Jim holds two balls. One white. One black.

He puts them in boxes. Sends Alice one way at light speed. Sends Bob the other way. The balls are linked. Opposites. If Alice sees white, Bob must see black. Classic quantum stuff.

Alice opens her box. White.
Bob opens his. White.

They fly home. Compare notes. Same color.

Jim played a trick. He changed the link from “opposite” to “match” while they were apart. But during the trip? Each still saw random results. Fifty-fifty. Nothing looked wrong in the moment.

That’s jamming.

In the mid-90s three physicists asked how weird nature could get before breaking relativity. You can’t send signals faster than light. If you did causality dies. So Jacob Grunhaus Sandu Popescu and Daniel Rohrlich stuck to that one rule. They imagined a jammer who could tweak correlations between distant particles. Without sending signals.

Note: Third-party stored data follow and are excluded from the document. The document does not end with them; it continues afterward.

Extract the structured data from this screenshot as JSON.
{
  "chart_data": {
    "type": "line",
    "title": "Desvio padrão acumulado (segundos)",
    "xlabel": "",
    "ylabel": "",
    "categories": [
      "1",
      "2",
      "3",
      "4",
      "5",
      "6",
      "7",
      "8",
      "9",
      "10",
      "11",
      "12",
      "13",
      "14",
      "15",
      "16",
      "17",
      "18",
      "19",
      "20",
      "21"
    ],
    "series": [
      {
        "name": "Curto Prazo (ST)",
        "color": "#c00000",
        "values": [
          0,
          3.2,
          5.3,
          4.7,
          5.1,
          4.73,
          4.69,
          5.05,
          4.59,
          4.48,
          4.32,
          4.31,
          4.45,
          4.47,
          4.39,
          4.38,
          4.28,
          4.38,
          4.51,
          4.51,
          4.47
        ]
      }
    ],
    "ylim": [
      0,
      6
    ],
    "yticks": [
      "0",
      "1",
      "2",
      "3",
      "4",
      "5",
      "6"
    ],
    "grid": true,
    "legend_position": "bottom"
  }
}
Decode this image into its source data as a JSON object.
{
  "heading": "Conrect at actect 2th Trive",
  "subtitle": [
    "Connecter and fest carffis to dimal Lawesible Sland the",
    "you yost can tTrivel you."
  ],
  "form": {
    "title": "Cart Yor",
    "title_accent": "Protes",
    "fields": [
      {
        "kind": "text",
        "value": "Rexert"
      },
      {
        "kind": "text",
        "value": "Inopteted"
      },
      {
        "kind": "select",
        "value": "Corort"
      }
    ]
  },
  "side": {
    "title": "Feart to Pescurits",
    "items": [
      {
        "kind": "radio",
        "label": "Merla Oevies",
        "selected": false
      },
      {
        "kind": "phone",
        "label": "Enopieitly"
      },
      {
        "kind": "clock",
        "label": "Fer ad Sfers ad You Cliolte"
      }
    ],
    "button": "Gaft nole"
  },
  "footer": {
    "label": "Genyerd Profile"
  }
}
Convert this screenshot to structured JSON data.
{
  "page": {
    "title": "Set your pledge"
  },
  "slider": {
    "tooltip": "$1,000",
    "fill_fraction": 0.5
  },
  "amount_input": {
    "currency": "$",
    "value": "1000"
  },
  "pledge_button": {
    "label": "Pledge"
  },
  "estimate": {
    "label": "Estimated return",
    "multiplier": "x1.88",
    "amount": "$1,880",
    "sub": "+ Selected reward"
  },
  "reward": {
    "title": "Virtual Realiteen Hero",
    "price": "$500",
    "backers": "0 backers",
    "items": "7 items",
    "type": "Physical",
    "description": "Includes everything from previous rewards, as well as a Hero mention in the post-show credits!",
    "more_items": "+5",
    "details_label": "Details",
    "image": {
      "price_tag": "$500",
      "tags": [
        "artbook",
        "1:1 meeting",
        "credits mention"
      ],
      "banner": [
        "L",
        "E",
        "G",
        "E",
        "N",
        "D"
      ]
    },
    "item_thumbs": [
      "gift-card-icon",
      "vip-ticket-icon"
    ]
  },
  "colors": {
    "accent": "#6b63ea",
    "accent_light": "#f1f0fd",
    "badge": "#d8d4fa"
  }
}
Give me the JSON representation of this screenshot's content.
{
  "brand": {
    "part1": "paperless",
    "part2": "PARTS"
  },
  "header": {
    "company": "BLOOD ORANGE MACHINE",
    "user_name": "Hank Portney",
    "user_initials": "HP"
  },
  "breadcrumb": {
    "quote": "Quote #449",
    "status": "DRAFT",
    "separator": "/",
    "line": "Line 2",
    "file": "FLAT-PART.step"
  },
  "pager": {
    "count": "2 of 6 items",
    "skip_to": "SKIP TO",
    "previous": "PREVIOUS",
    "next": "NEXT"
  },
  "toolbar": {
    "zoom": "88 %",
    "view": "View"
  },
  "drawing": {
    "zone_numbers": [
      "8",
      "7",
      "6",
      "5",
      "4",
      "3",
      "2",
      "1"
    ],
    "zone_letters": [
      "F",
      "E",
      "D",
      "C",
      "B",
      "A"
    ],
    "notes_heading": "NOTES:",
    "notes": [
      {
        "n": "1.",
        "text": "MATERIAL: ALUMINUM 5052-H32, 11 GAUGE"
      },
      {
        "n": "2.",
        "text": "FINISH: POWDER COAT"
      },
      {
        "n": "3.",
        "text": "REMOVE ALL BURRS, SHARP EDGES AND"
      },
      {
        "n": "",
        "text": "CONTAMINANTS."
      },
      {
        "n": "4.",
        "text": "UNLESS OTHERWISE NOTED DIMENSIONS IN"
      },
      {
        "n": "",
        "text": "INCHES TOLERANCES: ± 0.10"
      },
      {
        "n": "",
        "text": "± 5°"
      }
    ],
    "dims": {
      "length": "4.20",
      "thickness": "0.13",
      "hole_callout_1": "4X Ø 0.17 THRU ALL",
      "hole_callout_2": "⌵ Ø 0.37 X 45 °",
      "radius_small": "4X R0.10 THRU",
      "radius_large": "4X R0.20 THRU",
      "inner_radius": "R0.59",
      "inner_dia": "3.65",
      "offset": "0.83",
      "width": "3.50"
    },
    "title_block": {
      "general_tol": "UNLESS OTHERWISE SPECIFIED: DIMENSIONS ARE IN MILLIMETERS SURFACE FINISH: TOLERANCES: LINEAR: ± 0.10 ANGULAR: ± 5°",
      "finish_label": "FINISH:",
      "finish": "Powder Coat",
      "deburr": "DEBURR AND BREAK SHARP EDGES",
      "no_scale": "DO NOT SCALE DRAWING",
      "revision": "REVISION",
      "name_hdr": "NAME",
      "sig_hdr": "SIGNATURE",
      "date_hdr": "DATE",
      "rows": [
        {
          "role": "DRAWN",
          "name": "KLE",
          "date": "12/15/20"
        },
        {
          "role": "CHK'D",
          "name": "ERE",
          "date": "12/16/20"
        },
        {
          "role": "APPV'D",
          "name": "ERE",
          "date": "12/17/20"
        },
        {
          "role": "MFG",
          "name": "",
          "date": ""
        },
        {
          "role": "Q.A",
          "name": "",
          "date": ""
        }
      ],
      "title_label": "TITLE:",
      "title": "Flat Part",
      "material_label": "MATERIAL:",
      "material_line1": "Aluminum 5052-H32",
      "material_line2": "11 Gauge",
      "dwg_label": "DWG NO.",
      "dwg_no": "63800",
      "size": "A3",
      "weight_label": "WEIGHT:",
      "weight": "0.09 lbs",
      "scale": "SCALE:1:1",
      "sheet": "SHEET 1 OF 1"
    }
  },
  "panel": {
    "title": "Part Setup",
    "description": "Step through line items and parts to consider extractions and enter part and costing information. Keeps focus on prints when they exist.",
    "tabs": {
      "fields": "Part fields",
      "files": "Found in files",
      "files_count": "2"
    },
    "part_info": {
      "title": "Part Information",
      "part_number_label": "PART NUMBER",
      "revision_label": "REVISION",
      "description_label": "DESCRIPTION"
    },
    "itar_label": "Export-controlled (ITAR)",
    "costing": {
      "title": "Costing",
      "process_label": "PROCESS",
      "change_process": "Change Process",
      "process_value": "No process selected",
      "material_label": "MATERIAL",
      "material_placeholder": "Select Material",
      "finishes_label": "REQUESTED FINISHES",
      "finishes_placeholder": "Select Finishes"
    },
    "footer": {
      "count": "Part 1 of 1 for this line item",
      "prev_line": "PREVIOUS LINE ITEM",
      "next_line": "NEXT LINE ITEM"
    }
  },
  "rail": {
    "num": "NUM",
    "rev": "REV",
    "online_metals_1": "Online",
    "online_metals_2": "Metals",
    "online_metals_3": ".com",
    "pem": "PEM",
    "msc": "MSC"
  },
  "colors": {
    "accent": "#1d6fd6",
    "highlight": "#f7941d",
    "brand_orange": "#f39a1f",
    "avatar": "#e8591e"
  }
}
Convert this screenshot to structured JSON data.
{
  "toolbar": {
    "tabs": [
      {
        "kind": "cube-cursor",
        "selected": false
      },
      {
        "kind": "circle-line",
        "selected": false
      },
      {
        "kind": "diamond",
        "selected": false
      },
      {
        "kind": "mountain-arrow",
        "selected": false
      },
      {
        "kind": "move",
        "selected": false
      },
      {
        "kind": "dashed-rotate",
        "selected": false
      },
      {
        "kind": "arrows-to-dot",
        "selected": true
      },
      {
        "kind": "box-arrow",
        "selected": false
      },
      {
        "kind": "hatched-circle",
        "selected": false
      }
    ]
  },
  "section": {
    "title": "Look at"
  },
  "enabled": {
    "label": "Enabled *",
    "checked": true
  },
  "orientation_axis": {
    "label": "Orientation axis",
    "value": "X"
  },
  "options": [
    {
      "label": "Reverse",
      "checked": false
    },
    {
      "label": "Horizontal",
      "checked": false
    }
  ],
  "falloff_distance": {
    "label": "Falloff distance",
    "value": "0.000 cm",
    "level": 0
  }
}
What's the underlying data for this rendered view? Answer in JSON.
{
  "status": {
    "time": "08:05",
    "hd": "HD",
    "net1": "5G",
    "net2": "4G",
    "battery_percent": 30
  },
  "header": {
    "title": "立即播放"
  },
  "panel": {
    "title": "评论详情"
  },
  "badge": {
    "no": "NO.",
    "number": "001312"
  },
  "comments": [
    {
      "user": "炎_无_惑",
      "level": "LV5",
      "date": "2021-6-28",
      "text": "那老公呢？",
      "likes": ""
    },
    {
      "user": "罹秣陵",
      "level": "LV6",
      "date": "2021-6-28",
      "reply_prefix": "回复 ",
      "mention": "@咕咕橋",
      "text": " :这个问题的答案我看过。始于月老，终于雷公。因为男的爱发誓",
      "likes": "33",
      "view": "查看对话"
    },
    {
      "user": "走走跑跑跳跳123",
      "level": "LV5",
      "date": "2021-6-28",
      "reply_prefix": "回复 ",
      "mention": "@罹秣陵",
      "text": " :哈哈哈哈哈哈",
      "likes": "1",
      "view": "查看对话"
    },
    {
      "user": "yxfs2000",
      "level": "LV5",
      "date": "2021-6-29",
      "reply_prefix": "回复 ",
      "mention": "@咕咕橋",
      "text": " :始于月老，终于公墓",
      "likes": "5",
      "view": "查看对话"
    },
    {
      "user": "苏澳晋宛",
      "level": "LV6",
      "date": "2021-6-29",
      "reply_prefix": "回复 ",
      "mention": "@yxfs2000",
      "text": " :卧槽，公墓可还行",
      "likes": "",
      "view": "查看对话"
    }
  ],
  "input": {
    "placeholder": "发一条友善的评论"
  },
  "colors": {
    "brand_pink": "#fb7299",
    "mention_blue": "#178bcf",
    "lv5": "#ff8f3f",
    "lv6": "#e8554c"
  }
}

They wrote the paper. Then forgot about it.

Popescu says “we wrote it and that was the end.”

The clock runs out

Twenty years pass. Quantum computing goes from lab curiosities to real labs.

By 2016 protocols relying on monogamy of entanglation were mature. They seemed secure. Device-independent crypto relied on the fact that cheating destroys the signal.

Then Rananathan and Paweł Hordecki found the old paper.

The ground shifted.

If jamming works monogamy fails.

All device-independent crypto relies on a property that vanishes the moment you allow these jamming correlations.

We assumed the universe wouldn’t let us cheat the system. We built walls on that sand. Now we ask: Was the wall ever there?